It was the best of times, it was the worst of times . . .
. . . it was the time between contracts.
That’s right, folks, I am at present the writerly equivalent of unemployed. Aside from the copy-edits and page proofs for With Fate Conspire, I have no contractual obligation to a publisher. Which means it’s time to go rooting through the brain and figure out what I’m going to try and sell.
It’s a fun time because, dude! New ideas! Shiny! Four years of Onyx Court means four years’ worth of creative backlog, all kinds of characters and concepts that have been stewing away in my subconscious. Some that used to look all sparkly and keen have now faded, but others have arisen to take their place. Just off the top of my head, I can think of twenty-two books in six series that I would be willing and able to do next, plus some stand-alones. So I am living in a time of wondrous possibility, where anything could happen . . .
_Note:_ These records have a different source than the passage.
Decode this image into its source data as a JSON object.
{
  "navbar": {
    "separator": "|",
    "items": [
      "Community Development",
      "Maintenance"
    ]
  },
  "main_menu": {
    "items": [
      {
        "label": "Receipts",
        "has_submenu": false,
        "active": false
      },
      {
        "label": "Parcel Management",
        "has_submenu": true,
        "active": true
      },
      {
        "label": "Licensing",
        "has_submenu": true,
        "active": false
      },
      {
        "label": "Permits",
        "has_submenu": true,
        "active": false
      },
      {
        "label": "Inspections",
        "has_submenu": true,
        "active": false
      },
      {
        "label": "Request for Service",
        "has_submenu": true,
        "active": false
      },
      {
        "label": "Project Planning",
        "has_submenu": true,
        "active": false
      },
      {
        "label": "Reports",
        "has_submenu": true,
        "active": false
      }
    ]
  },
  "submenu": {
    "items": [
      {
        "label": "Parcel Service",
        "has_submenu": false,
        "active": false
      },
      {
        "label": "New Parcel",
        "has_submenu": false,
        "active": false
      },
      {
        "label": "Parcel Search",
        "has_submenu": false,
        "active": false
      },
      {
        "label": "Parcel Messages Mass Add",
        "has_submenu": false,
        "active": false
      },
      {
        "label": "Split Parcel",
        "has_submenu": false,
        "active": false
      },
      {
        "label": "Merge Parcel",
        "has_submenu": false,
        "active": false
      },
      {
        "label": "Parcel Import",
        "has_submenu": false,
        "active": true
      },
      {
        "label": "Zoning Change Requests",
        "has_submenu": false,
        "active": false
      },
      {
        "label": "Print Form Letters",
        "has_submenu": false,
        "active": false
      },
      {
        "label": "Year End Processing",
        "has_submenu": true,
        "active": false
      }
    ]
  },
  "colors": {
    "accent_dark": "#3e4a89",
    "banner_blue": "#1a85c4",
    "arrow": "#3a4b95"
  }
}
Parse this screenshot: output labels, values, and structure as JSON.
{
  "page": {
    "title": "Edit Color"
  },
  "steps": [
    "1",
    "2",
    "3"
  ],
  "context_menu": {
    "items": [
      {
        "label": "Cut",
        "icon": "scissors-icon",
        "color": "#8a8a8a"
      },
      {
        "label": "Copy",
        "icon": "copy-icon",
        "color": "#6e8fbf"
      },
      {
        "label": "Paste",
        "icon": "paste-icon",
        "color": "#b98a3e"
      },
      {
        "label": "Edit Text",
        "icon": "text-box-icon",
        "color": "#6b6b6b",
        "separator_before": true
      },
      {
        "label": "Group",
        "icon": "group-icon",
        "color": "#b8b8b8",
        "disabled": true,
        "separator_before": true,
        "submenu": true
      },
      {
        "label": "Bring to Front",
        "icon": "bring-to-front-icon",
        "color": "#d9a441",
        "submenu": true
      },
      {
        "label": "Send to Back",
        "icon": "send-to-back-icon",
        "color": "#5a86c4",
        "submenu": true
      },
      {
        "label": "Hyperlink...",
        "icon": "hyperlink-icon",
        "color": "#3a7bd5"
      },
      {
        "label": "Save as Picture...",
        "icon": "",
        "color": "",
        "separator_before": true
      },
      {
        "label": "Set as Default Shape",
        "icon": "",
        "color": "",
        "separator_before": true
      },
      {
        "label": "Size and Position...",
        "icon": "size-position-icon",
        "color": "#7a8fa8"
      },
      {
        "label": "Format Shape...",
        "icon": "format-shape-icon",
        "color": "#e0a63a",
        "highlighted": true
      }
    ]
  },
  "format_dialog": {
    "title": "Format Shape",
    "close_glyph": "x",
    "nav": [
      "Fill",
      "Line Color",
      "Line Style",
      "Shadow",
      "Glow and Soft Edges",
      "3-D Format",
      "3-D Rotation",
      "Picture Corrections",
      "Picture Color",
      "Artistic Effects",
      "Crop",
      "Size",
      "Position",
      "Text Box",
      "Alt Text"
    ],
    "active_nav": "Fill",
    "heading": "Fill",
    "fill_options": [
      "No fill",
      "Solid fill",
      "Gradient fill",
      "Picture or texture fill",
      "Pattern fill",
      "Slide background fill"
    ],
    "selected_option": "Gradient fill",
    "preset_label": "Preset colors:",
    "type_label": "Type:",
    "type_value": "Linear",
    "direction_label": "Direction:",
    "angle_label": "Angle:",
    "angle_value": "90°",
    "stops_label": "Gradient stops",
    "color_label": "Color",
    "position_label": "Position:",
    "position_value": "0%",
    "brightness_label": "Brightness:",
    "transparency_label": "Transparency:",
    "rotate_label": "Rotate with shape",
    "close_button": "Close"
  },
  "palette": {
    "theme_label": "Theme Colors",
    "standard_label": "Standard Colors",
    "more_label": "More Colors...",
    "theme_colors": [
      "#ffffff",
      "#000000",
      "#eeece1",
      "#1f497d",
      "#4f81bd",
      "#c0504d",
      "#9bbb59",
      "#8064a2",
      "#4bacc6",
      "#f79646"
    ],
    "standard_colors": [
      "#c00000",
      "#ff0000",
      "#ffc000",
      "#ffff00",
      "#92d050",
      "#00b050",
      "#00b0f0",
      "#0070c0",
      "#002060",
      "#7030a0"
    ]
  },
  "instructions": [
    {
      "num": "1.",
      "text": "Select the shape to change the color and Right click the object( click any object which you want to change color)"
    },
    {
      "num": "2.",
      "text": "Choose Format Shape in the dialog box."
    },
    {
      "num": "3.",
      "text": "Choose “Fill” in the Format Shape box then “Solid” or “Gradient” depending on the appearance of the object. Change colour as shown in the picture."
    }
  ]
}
. . . or nothing. This is also the time where I chew off my fingernails, wondering if my sales figures are good enough, whether the ideas are commercial enough, second-guessing what would be the best thing to do next from a career point of view. Self-doubt creeps in, because right now I have no safety net, and the publishing industry is not exactly in good health. I don’t think I’m likely to find myself sans new contract, but it’s taken writers by surprise before, and what if I’m one of them?
And, of course, the worst part is that it’s slow. I have to polish up a proposal, send it to my agent, get her feedback, maybe polish it some more, then wait for her to submit it. After that, it might take weeks or even months to achieve resolution. Hence this icon.
You may be seeing more of it in the days to come.